HEXO Corp. (NYSE: HEXO) reported a staggering net loss of C$289 million for fiscal 2020 second-quarter ending January 31, 2020. The net revenue for Hexo increased 17% to $17 million from $14.5 million in the first quarter. The earnings are reported in Canadian dollars.
The loss from operations for the quarter was $289.4 million, compared with a loss of $60.6M in the prior period. The company said that excluding non-cash write-downs and impairment charges in the quarter, the adjusted net loss was ($23.2M) compared with ($34.0M) in Q1’20. This was basically one of those kitchen sink quarters. The company just tossed everything but the kitchen sink into the loss column and just ripped the bandaid off.
“We have continued our focus on improving our operations and expanding distribution across Canada. Our strategy with Original Stash has demonstrated that we can directly compete with the black market,” said Sebastien St-Louis, CEO, and co-founder of HEXO Corp. “The industry continues to see challenges ahead, and following a strategic review of the Company’s core and non-core assets we believe we have positioned HEXO to meet these challenges head-on.”
The bulk of the net loss was due to impairment charges that the company took with the first being its Niagara facility. Hexo said, “After completing a strategic review of its cultivation capacity, the company made the decision to list the Niagara facility for sale. As a result of the decision to sell, the company undertook impairment testing of the facility, its property, plant and equipment, and the intangible assets acquired from Newstrike Brands Ltd. The company determined that an impairment loss of $138.3M was required.
The next big chunk came from a charge on impairment of goodwill. In a statement, Hexo said, “In addition, slower than expected retail store rollouts in Canada and delays in government approval for cannabis derivative products resulted in constrained distribution channels which have adversely affected overall market sales and profitability. As a result of these factors, management performed an indicator-based impairment test of goodwill as of January 31, 2020. As a result of this assessment, the company recorded an impairment in goodwill of $111.9M.”
In addition to the impairment charges, Hexo also wrote down inventory to the tune of $16.1 million in the quarter versus $23 million during the first quarter. The write-downs included surplus cannabis trim (trim is primarily used for extraction purposes) and milled products in the amount of $3.1 million due to an excess of stock relative to the company’s short-term demand for cannabis distillate production. There was also a discounting of a concentrated bulk purchase of $11.8 million, in part to an oversupply in the bulk product market, which lowered the value when compared to the contracted price. Hexo did note that the bulk product was acquired through a supply agreement, which is currently the subject of litigation and is alleged to be void as it was negotiated in bad faith at prices well in excess of the current market.
In addition to those markdowns, another $1.2 million was recognized due to sunk costs related to packaging reconfiguration.
While the quarter just seemed completely ugly, there was some slim good news for the company.
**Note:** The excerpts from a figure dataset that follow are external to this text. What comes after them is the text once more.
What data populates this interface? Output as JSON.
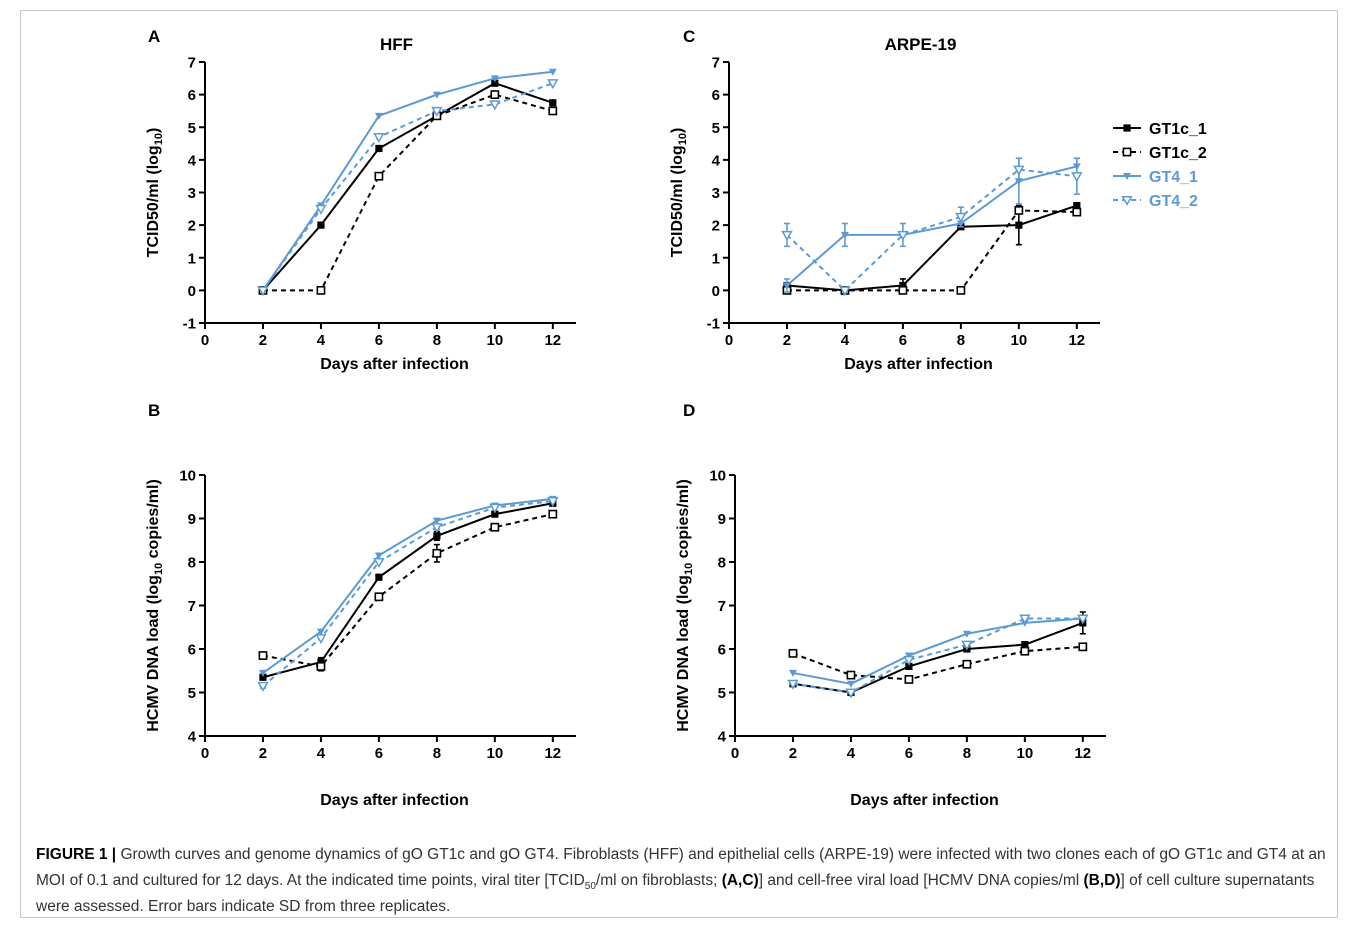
{
  "panels": [
    {
      "id": "A",
      "title": "HFF",
      "xlabel": "Days after infection",
      "ylabel_main": "TCID50/ml (log",
      "ylabel_sub": "10",
      "ylabel_end": ")",
      "xticks": [
        0,
        2,
        4,
        6,
        8,
        10,
        12
      ],
      "yticks": [
        -1,
        0,
        1,
        2,
        3,
        4,
        5,
        6,
        7
      ],
      "ylim": [
        -1,
        7
      ],
      "xlim": [
        0,
        12.8
      ]
    },
    {
      "id": "C",
      "title": "ARPE-19",
      "xlabel": "Days after infection",
      "ylabel_main": "TCID50/ml (log",
      "ylabel_sub": "10",
      "ylabel_end": ")",
      "xticks": [
        0,
        2,
        4,
        6,
        8,
        10,
        12
      ],
      "yticks": [
        -1,
        0,
        1,
        2,
        3,
        4,
        5,
        6,
        7
      ],
      "ylim": [
        -1,
        7
      ],
      "xlim": [
        0,
        12.8
      ]
    },
    {
      "id": "B",
      "title": "",
      "xlabel": "Days after infection",
      "ylabel_main": "HCMV DNA load (log",
      "ylabel_sub": "10",
      "ylabel_end": " copies/ml)",
      "xticks": [
        0,
        2,
        4,
        6,
        8,
        10,
        12
      ],
      "yticks": [
        4,
        5,
        6,
        7,
        8,
        9,
        10
      ],
      "ylim": [
        4,
        10
      ],
      "xlim": [
        0,
        12.8
      ]
    },
    {
      "id": "D",
      "title": "",
      "xlabel": "Days after infection",
      "ylabel_main": "HCMV DNA load (log",
      "ylabel_sub": "10",
      "ylabel_end": " copies/ml)",
      "xticks": [
        0,
        2,
        4,
        6,
        8,
        10,
        12
      ],
      "yticks": [
        4,
        5,
        6,
        7,
        8,
        9,
        10
      ],
      "ylim": [
        4,
        10
      ],
      "xlim": [
        0,
        12.8
      ]
    }
  ],
  "legend": {
    "placement": "right of panel C",
    "entries": [
      "GT1c_1",
      "GT1c_2",
      "GT4_1",
      "GT4_2"
    ]
  },
  "series_styles": [
    {
      "name": "GT1c_1",
      "color": "#000000",
      "dash": false,
      "marker": "filled-square"
    },
    {
      "name": "GT1c_2",
      "color": "#000000",
      "dash": true,
      "marker": "open-square"
    },
    {
      "name": "GT4_1",
      "color": "#5b9bd5",
      "dash": false,
      "marker": "filled-triangle-down"
    },
    {
      "name": "GT4_2",
      "color": "#5b9bd5",
      "dash": true,
      "marker": "open-triangle-down"
    }
  ],
  "chart_data": [
    {
      "panel": "A",
      "type": "line",
      "title": "HFF",
      "xlabel": "Days after infection",
      "ylabel": "TCID50/ml (log10)",
      "x": [
        2,
        4,
        6,
        8,
        10,
        12
      ],
      "ylim": [
        -1,
        7
      ],
      "series": [
        {
          "name": "GT1c_1",
          "values": [
            0,
            2.0,
            4.35,
            5.35,
            6.35,
            5.75
          ],
          "err": [
            0,
            0,
            0,
            0,
            0,
            0
          ]
        },
        {
          "name": "GT1c_2",
          "values": [
            0,
            0,
            3.5,
            5.35,
            6.0,
            5.5
          ],
          "err": [
            0,
            0,
            0,
            0,
            0,
            0
          ]
        },
        {
          "name": "GT4_1",
          "values": [
            0,
            2.6,
            5.35,
            6.0,
            6.5,
            6.7
          ],
          "err": [
            0,
            0,
            0,
            0,
            0,
            0
          ]
        },
        {
          "name": "GT4_2",
          "values": [
            0,
            2.5,
            4.7,
            5.5,
            5.7,
            6.35
          ],
          "err": [
            0,
            0,
            0,
            0,
            0,
            0
          ]
        }
      ]
    },
    {
      "panel": "C",
      "type": "line",
      "title": "ARPE-19",
      "xlabel": "Days after infection",
      "ylabel": "TCID50/ml (log10)",
      "x": [
        2,
        4,
        6,
        8,
        10,
        12
      ],
      "ylim": [
        -1,
        7
      ],
      "series": [
        {
          "name": "GT1c_1",
          "values": [
            0.15,
            0.0,
            0.15,
            1.95,
            2.0,
            2.6
          ],
          "err": [
            0,
            0,
            0.2,
            0,
            0.6,
            0
          ]
        },
        {
          "name": "GT1c_2",
          "values": [
            0,
            0,
            0,
            0,
            2.45,
            2.4
          ],
          "err": [
            0,
            0,
            0,
            0,
            0,
            0
          ]
        },
        {
          "name": "GT4_1",
          "values": [
            0.15,
            1.7,
            1.7,
            2.05,
            3.35,
            3.8
          ],
          "err": [
            0.2,
            0.35,
            0,
            0,
            0.7,
            0.25
          ]
        },
        {
          "name": "GT4_2",
          "values": [
            1.7,
            0,
            1.7,
            2.25,
            3.7,
            3.5
          ],
          "err": [
            0.35,
            0,
            0.35,
            0.3,
            0.35,
            0.55
          ]
        }
      ]
    },
    {
      "panel": "B",
      "type": "line",
      "title": "",
      "xlabel": "Days after infection",
      "ylabel": "HCMV DNA load (log10 copies/ml)",
      "x": [
        2,
        4,
        6,
        8,
        10,
        12
      ],
      "ylim": [
        4,
        10
      ],
      "series": [
        {
          "name": "GT1c_1",
          "values": [
            5.35,
            5.7,
            7.65,
            8.6,
            9.1,
            9.35
          ],
          "err": [
            0,
            0.1,
            0,
            0.1,
            0,
            0
          ]
        },
        {
          "name": "GT1c_2",
          "values": [
            5.85,
            5.6,
            7.2,
            8.2,
            8.8,
            9.1
          ],
          "err": [
            0,
            0.1,
            0,
            0.2,
            0,
            0
          ]
        },
        {
          "name": "GT4_1",
          "values": [
            5.45,
            6.4,
            8.15,
            8.95,
            9.3,
            9.45
          ],
          "err": [
            0,
            0,
            0,
            0,
            0,
            0
          ]
        },
        {
          "name": "GT4_2",
          "values": [
            5.15,
            6.25,
            8.0,
            8.8,
            9.25,
            9.4
          ],
          "err": [
            0.05,
            0,
            0,
            0.05,
            0,
            0
          ]
        }
      ]
    },
    {
      "panel": "D",
      "type": "line",
      "title": "",
      "xlabel": "Days after infection",
      "ylabel": "HCMV DNA load (log10 copies/ml)",
      "x": [
        2,
        4,
        6,
        8,
        10,
        12
      ],
      "ylim": [
        4,
        10
      ],
      "series": [
        {
          "name": "GT1c_1",
          "values": [
            5.2,
            5.0,
            5.6,
            6.0,
            6.1,
            6.6
          ],
          "err": [
            0.05,
            0,
            0,
            0,
            0,
            0.25
          ]
        },
        {
          "name": "GT1c_2",
          "values": [
            5.9,
            5.4,
            5.3,
            5.65,
            5.95,
            6.05
          ],
          "err": [
            0,
            0,
            0,
            0,
            0,
            0
          ]
        },
        {
          "name": "GT4_1",
          "values": [
            5.45,
            5.2,
            5.85,
            6.35,
            6.6,
            6.7
          ],
          "err": [
            0,
            0,
            0,
            0,
            0,
            0
          ]
        },
        {
          "name": "GT4_2",
          "values": [
            5.2,
            5.0,
            5.75,
            6.1,
            6.7,
            6.7
          ],
          "err": [
            0,
            0,
            0,
            0.05,
            0,
            0
          ]
        }
      ]
    }
  ],
  "caption": {
    "label": "FIGURE 1 |",
    "text1": " Growth curves and genome dynamics of gO GT1c and gO GT4. Fibroblasts (HFF) and epithelial cells (ARPE-19) were infected with two clones each of gO GT1c and GT4 at an MOI of 0.1 and cultured for 12 days. At the indicated time points, viral titer [TCID",
    "sub1": "50",
    "text2": "/ml on fibroblasts; ",
    "ref1": "(A,C)",
    "text3": "] and cell-free viral load [HCMV DNA copies/ml ",
    "ref2": "(B,D)",
    "text4": "] of cell culture supernatants were assessed. Error bars indicate SD from three replicates."
  }
}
The gross revenue increased 23% sequentially to $23.8 million. Adult-use cannabis shipped revenue increased 21% sequentially to $24.4 million. Net adult-use revenue increased 20% to $16.3 million from $13.6 million in Q1’20. The primary driver of the increase in sales during the quarter was the launch of Original Stash in Ontario, British Columbia, and Alberta during the quarter, and the increased volume sold in Quebec. Adult-use sales volume in Q2’20 increased by 57% to 6,579 kg from 4,196 kg sold in the prior quarter.
Cannabis consumers have been bargain hunting. Gross adult-use revenue per gram equivalent decreased to $3.49 in Q2’20 from $4.35 as the company’s value brand Original Stash has become more popular. The adult-use net revenue per gram equivalent decreased to $2.47 in Q2’20 from $3.24 in Q1’20.
The company has also managed to cut costs. A 21% decrease in operating expenses for the quarter came as a result of a decrease in marketing expenditures and headcount.
The stock was dropping over 15% in early trading to lately sell at 92 cents, still higher than the year low of 34 cents.